Gen. Paul Nakasone, the director of the NSA, noted that while his agency can't investigate intrusions within the U.S., the government and companies need to do a better job of sharing intelligence. Some senators are also pushing for a federal law requiring data breach notification (see: Senators Push for Changes in Wake of SolarWinds Attack).
Frank Downs, a former NSA offensive threat analyst, says it's encouraging that CISA is ordering federal agencies to take security action.
"In many instances, attacks go unnoticed, without any remediation," says Downs, who is now a director at the security firm BlueVoyant. "The fact there have been increased warnings and recognition of attacks indicates that the strengthening posture of U.S. cybersecurity is working."
But Joseph Neumann, cyber executive adviser at consulting firm Coalfire, says the federal government should replace its current ad hoc approach to risk mitigation with a more holistic approach.

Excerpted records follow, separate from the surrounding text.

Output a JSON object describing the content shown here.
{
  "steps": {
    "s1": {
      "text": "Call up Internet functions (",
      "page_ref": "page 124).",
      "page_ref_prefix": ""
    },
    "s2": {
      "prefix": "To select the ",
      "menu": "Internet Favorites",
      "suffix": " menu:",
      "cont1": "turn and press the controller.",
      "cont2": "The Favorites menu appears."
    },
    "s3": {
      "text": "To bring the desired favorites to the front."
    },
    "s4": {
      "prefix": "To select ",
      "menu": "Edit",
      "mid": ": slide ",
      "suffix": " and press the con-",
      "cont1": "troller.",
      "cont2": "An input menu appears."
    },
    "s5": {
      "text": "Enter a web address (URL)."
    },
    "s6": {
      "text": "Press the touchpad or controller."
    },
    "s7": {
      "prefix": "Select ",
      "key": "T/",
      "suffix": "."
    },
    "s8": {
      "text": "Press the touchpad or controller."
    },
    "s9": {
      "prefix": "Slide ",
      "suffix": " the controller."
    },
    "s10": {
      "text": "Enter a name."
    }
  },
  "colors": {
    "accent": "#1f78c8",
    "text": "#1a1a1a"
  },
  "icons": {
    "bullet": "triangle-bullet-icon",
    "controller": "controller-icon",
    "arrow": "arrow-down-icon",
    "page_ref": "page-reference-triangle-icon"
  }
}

"At the current time, every federal entity runs as an island, making decisions from procurement to risk acceptance independently," Neumann says. "This disparate approach is both a strength and a weakness. Its strength is that there are varying systems all over the place, so one vulnerability doesn’t affect every organization. But on the flip side, it makes it nearly impossible for one organization to defend against all of the unknown threats."

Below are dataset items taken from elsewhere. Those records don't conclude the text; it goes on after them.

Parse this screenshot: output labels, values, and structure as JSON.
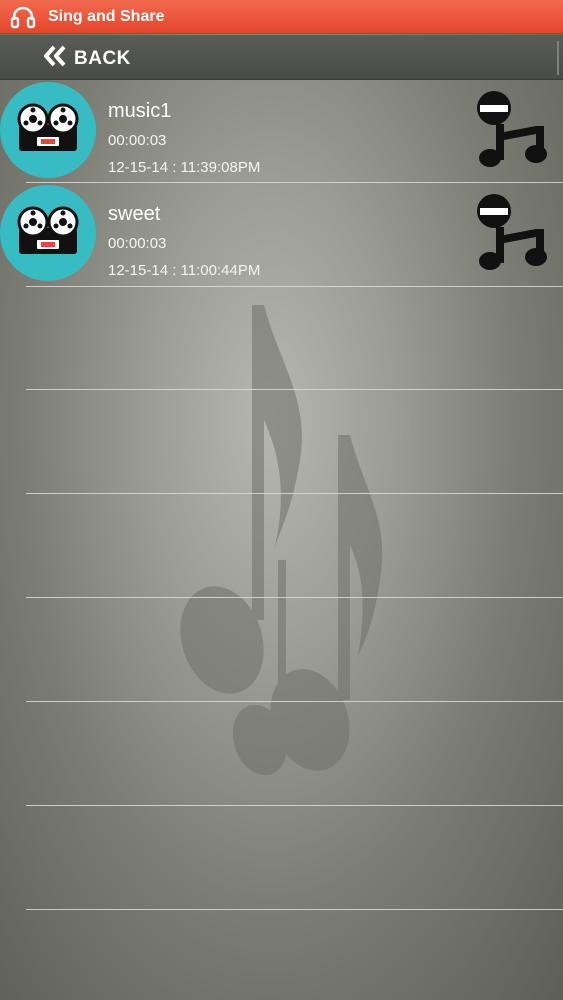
{
  "app": {
    "title": "Sing and Share",
    "icon": "headphones-icon",
    "accent_color": "#e5462b"
  },
  "nav": {
    "back_label": "BACK",
    "back_icon": "double-chevron-left-icon"
  },
  "recordings": [
    {
      "name": "music1",
      "duration": "00:00:03",
      "timestamp": "12-15-14 : 11:39:08PM",
      "avatar_icon": "reel-to-reel-tape-icon",
      "action_icon": "remove-music-icon"
    },
    {
      "name": "sweet",
      "duration": "00:00:03",
      "timestamp": "12-15-14 : 11:00:44PM",
      "avatar_icon": "reel-to-reel-tape-icon",
      "action_icon": "remove-music-icon"
    }
  ],
  "background_icon": "music-note-watermark-icon",
  "avatar_color": "#38bcc4"
}
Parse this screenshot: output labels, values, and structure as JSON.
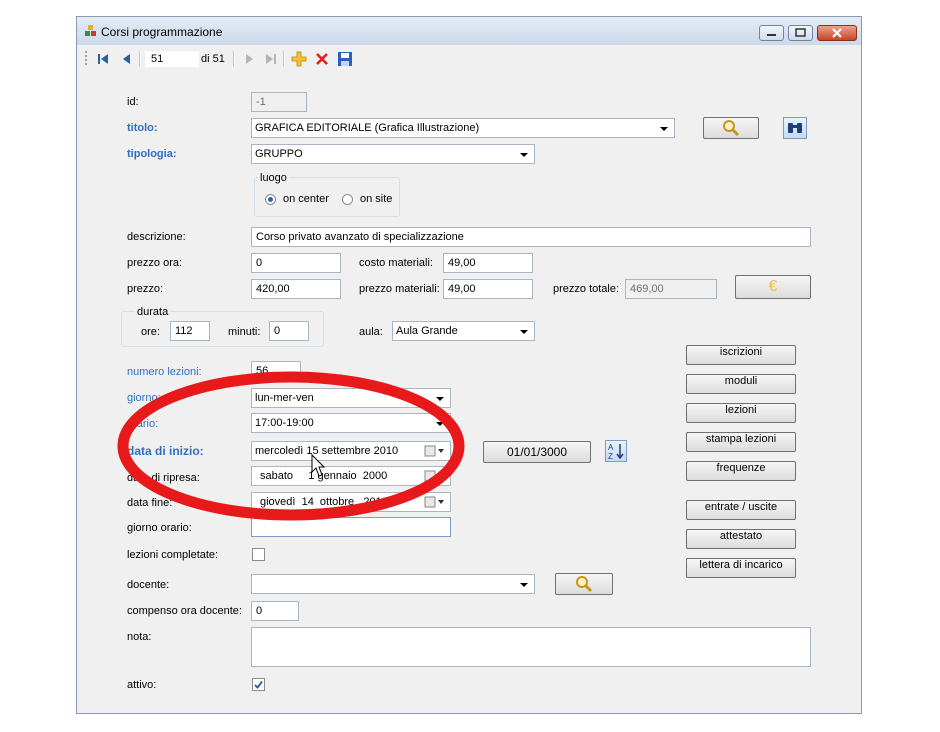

The attacks uncovered by FireEye are exploiting four Pulse Connect Secure vulnerabilities, including a zero-day flaw discovered in April and tracked as CVE-2021-22893.
The zero-day flaw, which has a CVSS ranking of 10, making it "critical," could allow an unauthenticated, remote attacker to execute arbitrary code through unspecified vectors, Ivanti says. CISA recommends all organizations using Pulse Connect Secure immediately update to software version 9.1R.11.4.
Attackers may have used the older vulnerabilities to gain an initial foothold within their targets, according to FireEye.
FireEye's Mandiant team identified two threat groups, which it labeled as UNC2630 and UNC2717, and said it believes they are behind the attacks exploiting the Pulse Connect Secure flaws. UNC2630 is suspected to have ties to another threat group that works on behalf of the Chinese government, although a definitive connection could not be made, according to the report.
Warnings About VPN Vulnerabilities
Since 2019, security researchers have been warning about unpatched vulnerabilities in VPNs from Pulse Secure and other companies, which have been exploited by cybercriminal gangs looking to spread ransomware and other attacks. The vulnerability known as CVE-2019-11510 has been an ongoing concern (see: Ransomware: Beware of 13 Tactics, Tools and Procedures).
Also, the CVE-2019-11510 vulnerability in Pulse Secure Connect VPNs was found to be a favorite target of the Russian Foreign Intelligence Service, aka SVR, over the last several years, according to a joint alert from the FBI, CISA and the NSA following the announcement of sanctions last week. All three agencies urged private firms and government agencies to patch against this bug. When the sanctions against Russia were announced, the White House formally accused SVR of conducting the SolarWinds attack (see: US Pulls Back Curtain on Russian Cyber Operations).
"Taking advantage of a VPN product can be one of the most undermining attacks an organization or company experiences," Downs says. "These capabilities are developed with the sole purpose of keeping entire communications streams, networks and mechanisms private through strong encryption … As such, when a company or agency's VPN service is exploited, it can cause serious foundational ripple effects which impact the entirety of the organizational security stance."